Critique : Femmes du Caire

Pierre-Loup Docteur | 13 juin 2010
Pierre-Loup Docteur | 13 juin 2010

Il n'y a d'abord qu'une seule femme, Hebba, qui vit dans un appartement design du Caire avec Karim. Elle anime tous les jours une émission télévisée dont le ton très critique vis-à-vis du gouvernement en fonction risque de nuire à son mari, qui espère être nommé rédacteur en chef du journal pour lequel il travaille. Hebba, femme forte, libre ( ?) et indépendante, va donc accepter d'aborder des sujets en apparence plus futiles. Elle rencontrera sur son plateau d'autres femmes qui lui raconteront leurs expériences amoureuses. Via son émission, Hebba donne la parole à des anonymes qui d'ordinaire ne l'ont pas et permet Yousry Nasrallah de dresser de magnifiques portraits de femmes. Femmes du Caire rappelle ainsi Volver d'Almodovar par sa volonté de présenter des personnages luttant comme leur oppression, comme par son utilisation du talk-show comme lieu de confession.

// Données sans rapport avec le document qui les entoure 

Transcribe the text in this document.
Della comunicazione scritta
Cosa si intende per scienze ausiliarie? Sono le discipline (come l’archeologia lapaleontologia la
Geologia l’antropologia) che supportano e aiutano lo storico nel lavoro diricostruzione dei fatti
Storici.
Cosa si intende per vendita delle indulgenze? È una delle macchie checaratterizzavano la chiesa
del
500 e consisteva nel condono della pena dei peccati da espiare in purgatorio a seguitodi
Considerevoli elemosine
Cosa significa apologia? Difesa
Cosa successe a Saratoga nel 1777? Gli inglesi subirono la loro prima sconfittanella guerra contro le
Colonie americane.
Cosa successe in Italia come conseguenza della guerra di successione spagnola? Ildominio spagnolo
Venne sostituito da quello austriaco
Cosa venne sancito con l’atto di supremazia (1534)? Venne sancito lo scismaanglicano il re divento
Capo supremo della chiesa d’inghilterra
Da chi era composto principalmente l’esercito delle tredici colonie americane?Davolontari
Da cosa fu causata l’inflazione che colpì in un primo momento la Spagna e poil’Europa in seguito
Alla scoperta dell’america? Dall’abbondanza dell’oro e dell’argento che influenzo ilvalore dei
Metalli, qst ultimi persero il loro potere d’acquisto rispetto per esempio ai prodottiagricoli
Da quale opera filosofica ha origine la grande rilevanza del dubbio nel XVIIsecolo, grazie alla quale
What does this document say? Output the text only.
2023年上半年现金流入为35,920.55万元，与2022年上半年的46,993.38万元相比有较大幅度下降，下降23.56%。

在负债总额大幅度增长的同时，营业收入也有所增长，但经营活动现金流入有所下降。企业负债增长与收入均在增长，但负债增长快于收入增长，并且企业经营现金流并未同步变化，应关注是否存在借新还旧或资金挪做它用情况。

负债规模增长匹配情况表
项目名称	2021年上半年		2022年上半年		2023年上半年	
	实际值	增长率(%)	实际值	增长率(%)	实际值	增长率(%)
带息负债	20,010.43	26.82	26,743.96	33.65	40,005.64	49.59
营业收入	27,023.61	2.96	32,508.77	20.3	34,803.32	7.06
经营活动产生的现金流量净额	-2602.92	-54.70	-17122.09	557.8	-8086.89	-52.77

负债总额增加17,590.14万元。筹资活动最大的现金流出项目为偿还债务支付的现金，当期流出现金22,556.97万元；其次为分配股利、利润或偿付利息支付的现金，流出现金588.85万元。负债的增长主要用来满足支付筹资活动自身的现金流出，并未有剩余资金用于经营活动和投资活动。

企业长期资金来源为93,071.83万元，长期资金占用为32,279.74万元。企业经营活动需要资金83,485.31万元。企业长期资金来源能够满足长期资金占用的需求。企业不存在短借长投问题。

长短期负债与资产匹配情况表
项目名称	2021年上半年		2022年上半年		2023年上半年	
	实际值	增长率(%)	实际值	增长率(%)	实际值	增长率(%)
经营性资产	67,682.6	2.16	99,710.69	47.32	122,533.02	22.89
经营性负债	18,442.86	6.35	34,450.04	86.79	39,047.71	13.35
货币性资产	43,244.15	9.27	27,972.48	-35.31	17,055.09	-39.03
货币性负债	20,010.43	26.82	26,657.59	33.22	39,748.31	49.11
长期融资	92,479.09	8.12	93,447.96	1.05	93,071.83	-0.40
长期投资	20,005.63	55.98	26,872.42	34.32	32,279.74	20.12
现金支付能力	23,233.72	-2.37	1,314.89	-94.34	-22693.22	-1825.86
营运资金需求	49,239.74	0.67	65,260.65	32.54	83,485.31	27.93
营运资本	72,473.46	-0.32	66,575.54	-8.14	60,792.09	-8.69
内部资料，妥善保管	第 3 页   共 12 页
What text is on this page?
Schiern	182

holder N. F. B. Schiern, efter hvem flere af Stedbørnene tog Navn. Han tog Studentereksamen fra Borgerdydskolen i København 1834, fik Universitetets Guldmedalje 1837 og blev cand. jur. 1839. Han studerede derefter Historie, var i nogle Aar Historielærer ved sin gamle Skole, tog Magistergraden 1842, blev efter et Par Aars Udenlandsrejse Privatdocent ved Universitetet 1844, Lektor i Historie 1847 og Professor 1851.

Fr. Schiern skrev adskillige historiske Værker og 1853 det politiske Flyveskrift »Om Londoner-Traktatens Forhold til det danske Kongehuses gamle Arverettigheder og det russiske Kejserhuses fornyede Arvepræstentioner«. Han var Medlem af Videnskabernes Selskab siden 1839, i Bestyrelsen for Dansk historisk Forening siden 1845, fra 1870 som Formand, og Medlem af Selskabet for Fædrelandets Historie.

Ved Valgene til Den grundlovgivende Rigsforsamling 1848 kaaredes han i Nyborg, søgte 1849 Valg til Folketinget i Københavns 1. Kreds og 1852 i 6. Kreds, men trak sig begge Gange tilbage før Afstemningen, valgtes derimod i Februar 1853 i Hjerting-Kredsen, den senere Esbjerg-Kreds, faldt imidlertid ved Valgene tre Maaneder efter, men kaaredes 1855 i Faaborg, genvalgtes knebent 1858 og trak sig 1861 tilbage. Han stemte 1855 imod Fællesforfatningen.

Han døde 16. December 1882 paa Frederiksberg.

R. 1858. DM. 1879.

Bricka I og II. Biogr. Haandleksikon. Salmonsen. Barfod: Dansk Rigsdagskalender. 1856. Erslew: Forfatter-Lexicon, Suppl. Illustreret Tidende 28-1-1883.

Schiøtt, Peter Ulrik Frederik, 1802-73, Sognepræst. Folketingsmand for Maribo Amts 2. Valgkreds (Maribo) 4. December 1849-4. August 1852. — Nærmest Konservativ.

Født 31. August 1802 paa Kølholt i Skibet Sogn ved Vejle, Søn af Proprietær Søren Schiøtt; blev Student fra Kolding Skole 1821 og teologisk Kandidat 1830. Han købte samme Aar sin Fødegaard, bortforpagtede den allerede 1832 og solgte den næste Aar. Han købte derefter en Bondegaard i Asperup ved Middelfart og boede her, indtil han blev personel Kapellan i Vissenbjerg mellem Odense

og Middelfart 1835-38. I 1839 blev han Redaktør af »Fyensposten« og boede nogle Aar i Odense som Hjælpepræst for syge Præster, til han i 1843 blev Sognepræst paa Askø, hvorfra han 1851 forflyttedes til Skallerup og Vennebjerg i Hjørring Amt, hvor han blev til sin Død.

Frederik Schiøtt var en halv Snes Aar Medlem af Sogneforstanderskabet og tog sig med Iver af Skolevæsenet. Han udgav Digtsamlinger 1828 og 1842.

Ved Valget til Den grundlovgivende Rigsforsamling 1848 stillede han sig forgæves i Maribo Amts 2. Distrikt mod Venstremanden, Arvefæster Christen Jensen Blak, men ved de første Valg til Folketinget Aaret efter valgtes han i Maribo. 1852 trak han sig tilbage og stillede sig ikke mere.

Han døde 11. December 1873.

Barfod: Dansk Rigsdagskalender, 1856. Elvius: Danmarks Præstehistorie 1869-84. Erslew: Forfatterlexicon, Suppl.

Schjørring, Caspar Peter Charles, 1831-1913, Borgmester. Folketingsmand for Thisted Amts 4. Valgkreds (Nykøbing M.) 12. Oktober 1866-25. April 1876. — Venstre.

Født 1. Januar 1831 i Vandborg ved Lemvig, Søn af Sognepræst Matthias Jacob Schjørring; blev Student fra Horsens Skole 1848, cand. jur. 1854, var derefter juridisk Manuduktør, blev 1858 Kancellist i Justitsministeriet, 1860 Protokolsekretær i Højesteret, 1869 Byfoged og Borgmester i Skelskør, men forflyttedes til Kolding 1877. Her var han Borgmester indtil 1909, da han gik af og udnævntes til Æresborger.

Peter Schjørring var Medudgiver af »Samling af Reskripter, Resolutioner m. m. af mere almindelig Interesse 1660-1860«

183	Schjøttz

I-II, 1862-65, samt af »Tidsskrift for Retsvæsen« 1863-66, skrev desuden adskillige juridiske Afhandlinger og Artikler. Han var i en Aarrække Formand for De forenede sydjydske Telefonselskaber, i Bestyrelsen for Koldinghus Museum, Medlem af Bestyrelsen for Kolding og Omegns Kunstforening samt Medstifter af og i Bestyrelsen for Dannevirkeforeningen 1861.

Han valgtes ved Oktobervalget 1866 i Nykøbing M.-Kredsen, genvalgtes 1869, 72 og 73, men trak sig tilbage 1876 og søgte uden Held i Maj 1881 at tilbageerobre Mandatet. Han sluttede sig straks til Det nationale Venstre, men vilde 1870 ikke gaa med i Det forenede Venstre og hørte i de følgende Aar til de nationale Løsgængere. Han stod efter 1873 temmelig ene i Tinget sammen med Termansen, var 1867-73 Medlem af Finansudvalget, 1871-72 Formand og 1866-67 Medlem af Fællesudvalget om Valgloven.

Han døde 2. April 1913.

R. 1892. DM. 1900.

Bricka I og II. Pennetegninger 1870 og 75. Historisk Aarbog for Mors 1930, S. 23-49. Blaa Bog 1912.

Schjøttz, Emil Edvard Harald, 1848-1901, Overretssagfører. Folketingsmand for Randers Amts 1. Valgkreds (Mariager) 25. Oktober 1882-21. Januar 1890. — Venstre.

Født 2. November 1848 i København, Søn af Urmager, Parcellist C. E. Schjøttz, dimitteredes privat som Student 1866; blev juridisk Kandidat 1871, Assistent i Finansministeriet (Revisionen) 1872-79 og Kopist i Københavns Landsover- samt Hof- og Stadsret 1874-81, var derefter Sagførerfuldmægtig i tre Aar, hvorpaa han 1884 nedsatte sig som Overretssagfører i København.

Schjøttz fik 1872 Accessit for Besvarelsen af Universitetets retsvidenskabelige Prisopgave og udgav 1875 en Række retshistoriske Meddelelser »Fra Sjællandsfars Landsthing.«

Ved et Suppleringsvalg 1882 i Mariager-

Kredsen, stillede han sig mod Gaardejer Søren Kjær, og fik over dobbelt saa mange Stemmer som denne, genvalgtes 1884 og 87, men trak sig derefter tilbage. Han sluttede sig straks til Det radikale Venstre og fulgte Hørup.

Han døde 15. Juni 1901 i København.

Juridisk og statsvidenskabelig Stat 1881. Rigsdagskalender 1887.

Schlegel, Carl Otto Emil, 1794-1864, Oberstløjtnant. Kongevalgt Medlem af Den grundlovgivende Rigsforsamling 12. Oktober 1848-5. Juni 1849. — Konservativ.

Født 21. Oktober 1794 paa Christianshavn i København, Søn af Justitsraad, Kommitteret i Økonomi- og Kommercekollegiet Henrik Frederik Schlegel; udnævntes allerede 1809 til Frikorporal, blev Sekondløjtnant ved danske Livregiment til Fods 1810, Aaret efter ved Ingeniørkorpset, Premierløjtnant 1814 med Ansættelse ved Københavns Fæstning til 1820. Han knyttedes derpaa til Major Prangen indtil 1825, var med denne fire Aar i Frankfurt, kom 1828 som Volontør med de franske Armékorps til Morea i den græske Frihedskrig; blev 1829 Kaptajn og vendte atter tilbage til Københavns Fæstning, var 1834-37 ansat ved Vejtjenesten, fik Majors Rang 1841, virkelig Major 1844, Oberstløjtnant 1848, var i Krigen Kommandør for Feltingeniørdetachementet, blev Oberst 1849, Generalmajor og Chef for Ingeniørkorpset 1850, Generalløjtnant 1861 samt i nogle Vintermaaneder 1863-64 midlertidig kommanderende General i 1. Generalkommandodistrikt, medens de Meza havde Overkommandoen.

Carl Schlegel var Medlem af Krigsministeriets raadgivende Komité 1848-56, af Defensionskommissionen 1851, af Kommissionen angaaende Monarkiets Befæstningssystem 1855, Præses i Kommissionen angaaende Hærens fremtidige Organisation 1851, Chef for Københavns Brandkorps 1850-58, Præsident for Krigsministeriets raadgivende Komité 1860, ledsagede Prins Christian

Les faits divers exposés dans l'émission d'Hebba se chargeront progressivement de revendications politiques : derrière l'apparente légèreté des témoignages se cache un profond malaise traversant différentes couches sociales. Yousry Nasrallah enchaîne trois petites histoires, narrées à la manière de contes. On y voit une femme refusant les conditions de vie (dont, entre autres, le port du voile) que veut lui imposer son futur époux, trois sœurs se révoltant contre leur amant commun (soit, au passage, un manifeste contre la polygamie) et une dentiste se rendant compte qu'elle a été manipulée par le ministre qu'elle aimait.

Le film ne souffre jamais de la répétition d'un même dispositif : le flashback qui, contrairement à la prise de parole à la télévision, n'implique pas le voyeurisme du spectateur mais permet des portraits bien plus nuancés. S'il est évident que les hommes n'ont pas le beau rôle dans Femmes du Caire, le regard que porte le cinéaste sur ses personnages féminins a le mérite d'être bien plus nuancé. La cause qu'elles défendent directement ou non (refuser des injustices et des oppressions quotidiennes) a beau être noble, elle les conduit à des actes d'une incroyable violence. Au sein d'une séquence, Yousry Nasrallah peut amuser (lors des rendez-vous secrets des trois sœurs, du repas entre la première femme et son prétendant) puis, soudainement, tétaniser (lors d'un meurtre particulièrement sadique). Ces ruptures de ton ainsi que de nombreuses scènes fortes (un avortement, une manifestante encerclée de CRS...) font ressurgir le discours politique que véhicule ce mélodrame brillamment construit et réalisé.